Sílvia era uma velha amiga e conheceram-se quando Teresa chegou ao Porto pela primeira vez. Sílvia sabia de tudo da sua vida, incluindo a sua vida dupla... mas agora Teresa não podia de maneira alguma, falar-lhe sobre aquela carta e sobre o seu conteúdo, e muito menos da sua ida a Lisboa. Era confidencial e Teresa tinha medo das consequências.
- Hum... - murmurou Sílvia... - está mesmo tudo bem Teresa?
- Quer dizer... mais ou menos.... vou ter que sair por uns dias, e não sei quando volto.
- Sair para onde?
- Vou ver a minha mãe. Ligaram-me a dizer que estava muito doente e por isso vou ter de ir lá. Não sei quando volto.
- Oh... que chatice... e é grave?
- Não sei... não me disseram. Apenas me disseram que ela quer que eu lá vá. Posso pedir-te um favor Silvia?
- Claro que sim... podes pedir o que quiseres. Diz lá.
- Enquanto eu estiver fora vens dar uma vista de olhos, de vez em quando, ao meu apartamento?
- Claro que sim... podes ficar descansada. E quando é que vais?
- Dia 15. É uma quarta feira.
- Tudo bem... não te preocupes. Só mais uma coisa.. hoje não foste sair?
- Não... estou com muitas dores de cabeça e não estava com disposição para aquele tipo de trabalho... tu percebes... além de que fiquei preocupada com a minha mãe...
- Sim... claro que sim. Tudo bem... então quando quiseres combinamos para me entregares a chave.
- Sim, depois eu telefono-te.
- Ok... fica bem então. E as melhoras... beijinhos.
- Beijinhos e obrigada por teres ligado.
Teresa tinha conseguido arranjar uma desculpa rápida para dar à amiga. E seria essa mesma desculpa que iria dar na lanchonete, para se poder ausentar durante alguns dias. Hum... eram sem dúvida a única coisa que lhe veio à cabeça e a única desculpa capaz de convencer o patrão.

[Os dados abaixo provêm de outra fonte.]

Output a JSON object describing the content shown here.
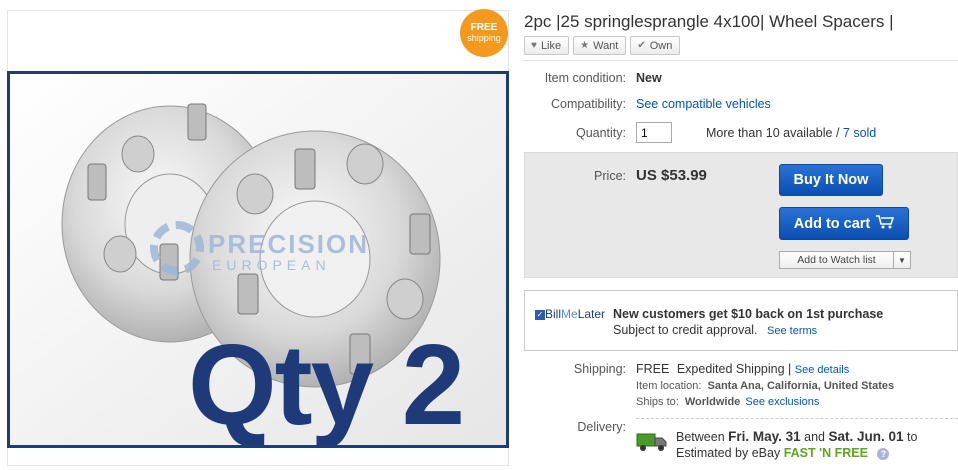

Entretanto começou a pensar como seria o encontro com as outras 10 pessoas. Como seriam elas, quem seriam, o que iriam pensar quando soubessem que ela era uma prostituta, que critério teria sido utilizado para a escolha das 11 pessoas. Tantas dúvidas lhe passaram pela cabeça... e tanta coisa que ela tinha a fazer antes da viagem a Lisboa. A viagem... será que o tal carro que a ía buscar a levava ao local certo ou a deixaria em algum lugar para não levantar suspeitas? De qualquer maneira podia sempre ir de taxi... de certeza que os taxistas conheciam bem o local de encontro, e a levariam lá direitinha. Depois era o problema da roupa. Teresa achava que não poderia ir muito extravagante. Além de dar mau aspecto, daria também muito nas vistas. Optou então por escolher uns jeans azuis. Jeans dão sempre um ar descontraído. Uma camisola vermelha com decote redondo, não muito acentuado. E sapatos desportivos, também de côr vermelha. Apesar da vida que levava, Teresa era uma mulher bonita. Não muito alta, mas de média estatura, tinha uma cintura delgada, com contornos do corpo bem delineados. Tinha olhos verdes, e cabelo comprido aos caracóis, castanho claro. Era, por assim dizer, uma mulher que chamava a atenção.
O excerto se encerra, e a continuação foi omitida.